= Military reserve =

Available units held back from battle

A military reserve, active reserve, reserve formation, or simply reserve, is a group of military personnel or units that is initially not committed to a battle by its commander, so that it remains available to address unforeseen situations or exploit sudden opportunities. Reserves may be held back to defend against attack from other enemy forces, to be committed to the existing battle if the enemy exposes a vulnerability, or to serve as relief for troops already fighting. As reserves (especially in the defence) represent a "hedge against uncertainty", the size of the reserve depends on the level of uncertainty a commander has about the enemy's intentions. Some of the different categories of military reserves are: tactical reserve, operational reserve, and strategic reserve.

A military reserve is different from a military reserve force, which is a military organization composed of military personnel (reservists) who maintain their military skills and readiness in a long-term part-time commitment to support their country if needed. Military reserve refers to specific trained pre-organized forces operating on an on-call basis from the main military force.
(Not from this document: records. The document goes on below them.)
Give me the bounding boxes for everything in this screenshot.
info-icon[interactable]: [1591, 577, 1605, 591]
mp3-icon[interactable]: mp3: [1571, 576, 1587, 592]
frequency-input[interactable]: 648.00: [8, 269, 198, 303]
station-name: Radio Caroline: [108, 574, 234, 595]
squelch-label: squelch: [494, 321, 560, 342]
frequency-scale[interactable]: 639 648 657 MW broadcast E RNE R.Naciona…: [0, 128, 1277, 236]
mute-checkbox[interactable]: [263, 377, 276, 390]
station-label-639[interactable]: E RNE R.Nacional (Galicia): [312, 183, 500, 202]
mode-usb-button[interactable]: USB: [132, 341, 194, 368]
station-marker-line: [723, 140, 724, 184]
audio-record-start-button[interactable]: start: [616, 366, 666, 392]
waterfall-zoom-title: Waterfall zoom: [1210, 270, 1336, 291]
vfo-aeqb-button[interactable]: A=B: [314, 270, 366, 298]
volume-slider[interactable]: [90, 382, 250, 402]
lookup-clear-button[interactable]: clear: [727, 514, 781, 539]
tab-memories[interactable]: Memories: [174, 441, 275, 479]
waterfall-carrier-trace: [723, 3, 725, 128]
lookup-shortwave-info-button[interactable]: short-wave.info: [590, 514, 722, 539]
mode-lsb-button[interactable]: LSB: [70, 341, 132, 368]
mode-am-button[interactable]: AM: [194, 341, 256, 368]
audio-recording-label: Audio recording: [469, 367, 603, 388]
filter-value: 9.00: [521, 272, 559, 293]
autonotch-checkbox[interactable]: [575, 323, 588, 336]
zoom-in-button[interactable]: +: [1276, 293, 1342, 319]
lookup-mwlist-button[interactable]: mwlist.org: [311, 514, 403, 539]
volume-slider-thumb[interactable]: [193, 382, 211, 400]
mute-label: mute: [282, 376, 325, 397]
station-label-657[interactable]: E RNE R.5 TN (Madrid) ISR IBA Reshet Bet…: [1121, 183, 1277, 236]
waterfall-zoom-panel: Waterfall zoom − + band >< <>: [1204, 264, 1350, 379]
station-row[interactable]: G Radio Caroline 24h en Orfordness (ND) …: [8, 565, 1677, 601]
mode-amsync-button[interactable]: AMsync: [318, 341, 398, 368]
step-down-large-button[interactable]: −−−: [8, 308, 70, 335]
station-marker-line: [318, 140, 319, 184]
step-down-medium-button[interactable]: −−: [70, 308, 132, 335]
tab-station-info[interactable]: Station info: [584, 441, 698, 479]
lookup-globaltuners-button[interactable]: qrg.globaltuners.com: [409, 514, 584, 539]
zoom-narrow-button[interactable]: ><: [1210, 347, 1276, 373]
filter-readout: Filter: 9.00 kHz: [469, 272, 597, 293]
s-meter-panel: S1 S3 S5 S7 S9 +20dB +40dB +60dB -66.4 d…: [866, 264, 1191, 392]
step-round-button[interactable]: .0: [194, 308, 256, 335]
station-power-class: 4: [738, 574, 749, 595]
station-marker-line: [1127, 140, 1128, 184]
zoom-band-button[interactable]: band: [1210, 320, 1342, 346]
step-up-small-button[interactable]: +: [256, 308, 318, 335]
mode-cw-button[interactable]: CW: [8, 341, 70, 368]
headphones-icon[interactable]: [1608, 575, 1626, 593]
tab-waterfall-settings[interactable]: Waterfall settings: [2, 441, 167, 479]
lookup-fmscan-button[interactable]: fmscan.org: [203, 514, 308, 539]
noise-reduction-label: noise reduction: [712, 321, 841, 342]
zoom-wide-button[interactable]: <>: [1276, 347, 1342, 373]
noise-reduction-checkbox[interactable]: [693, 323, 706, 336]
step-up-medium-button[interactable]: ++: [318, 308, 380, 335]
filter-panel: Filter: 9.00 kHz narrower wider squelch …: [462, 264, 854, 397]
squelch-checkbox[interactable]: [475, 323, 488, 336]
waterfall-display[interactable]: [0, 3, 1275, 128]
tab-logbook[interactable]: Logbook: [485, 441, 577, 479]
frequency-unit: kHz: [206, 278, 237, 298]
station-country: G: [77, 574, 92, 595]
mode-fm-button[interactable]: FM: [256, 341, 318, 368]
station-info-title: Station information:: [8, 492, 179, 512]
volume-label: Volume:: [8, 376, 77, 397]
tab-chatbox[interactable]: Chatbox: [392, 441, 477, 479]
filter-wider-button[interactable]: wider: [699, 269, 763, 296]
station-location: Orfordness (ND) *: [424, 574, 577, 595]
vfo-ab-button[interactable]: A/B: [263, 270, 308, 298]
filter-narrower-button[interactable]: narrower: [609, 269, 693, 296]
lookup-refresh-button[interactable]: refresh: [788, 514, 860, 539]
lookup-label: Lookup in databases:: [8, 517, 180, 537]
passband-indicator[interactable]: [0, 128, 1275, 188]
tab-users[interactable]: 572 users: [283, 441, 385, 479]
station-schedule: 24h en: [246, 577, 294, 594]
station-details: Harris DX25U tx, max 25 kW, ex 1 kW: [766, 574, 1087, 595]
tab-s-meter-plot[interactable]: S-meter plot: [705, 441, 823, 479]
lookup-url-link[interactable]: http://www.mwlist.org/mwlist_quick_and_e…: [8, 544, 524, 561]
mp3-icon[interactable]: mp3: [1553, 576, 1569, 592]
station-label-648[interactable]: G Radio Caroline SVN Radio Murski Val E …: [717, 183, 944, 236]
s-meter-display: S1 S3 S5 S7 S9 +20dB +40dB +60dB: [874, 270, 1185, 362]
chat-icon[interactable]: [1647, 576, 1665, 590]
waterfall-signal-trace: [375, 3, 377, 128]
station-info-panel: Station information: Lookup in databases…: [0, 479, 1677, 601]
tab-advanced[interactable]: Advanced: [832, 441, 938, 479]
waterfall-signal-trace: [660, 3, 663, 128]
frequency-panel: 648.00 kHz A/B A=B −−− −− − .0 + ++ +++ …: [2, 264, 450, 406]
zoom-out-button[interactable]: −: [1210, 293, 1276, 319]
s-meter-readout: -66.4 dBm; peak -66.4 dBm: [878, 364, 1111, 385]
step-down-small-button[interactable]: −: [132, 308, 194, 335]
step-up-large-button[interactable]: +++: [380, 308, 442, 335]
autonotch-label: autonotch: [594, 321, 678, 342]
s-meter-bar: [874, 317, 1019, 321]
==Reserves at various levels==
Reserves are kept and employed at all levels, from a platoon held back from a company level engagement, to whole army corps consisting of armoured and mechanised divisions which are held in reserve with the purpose of exploiting a breakthrough or containing an enemy advance. Typically what is a reserve for one headquarters is not the reserve for a higher headquarters (though depending on the setup they may be). So if one of a battalion's companies is held in reserve during a battle, the company is considered to be a reserve for the battalion but not for the brigade or the division, since it is committed to action in its parent battalion sector.

==Employment==
Deciding where, how and especially when to employ reserves is a key command decision. In the event of reserves being sent forward to exploit a breakthrough, some are typically held back to deal with a potential counterattack. Alternatively, US Army doctrine states that a commander should reform another reserve after committing his existing reserve. Reserves can also be employed to relieve troops in action, allowing those units to rest and regroup away from the front line.

==Notable reserve units==
- British Reserve Army – A field army of the British Expeditionary Force during the First World War. The intended purpose of the army was to carry out the breakthrough phase of the Somme offensive once General Sir Henry Rawlinson's Fourth Army had captured the German front-line trenches.
- Reserve of the Supreme High Command – The principal reserve of the Soviet Red Army during World War II. Now part of the Russian Armed Forces.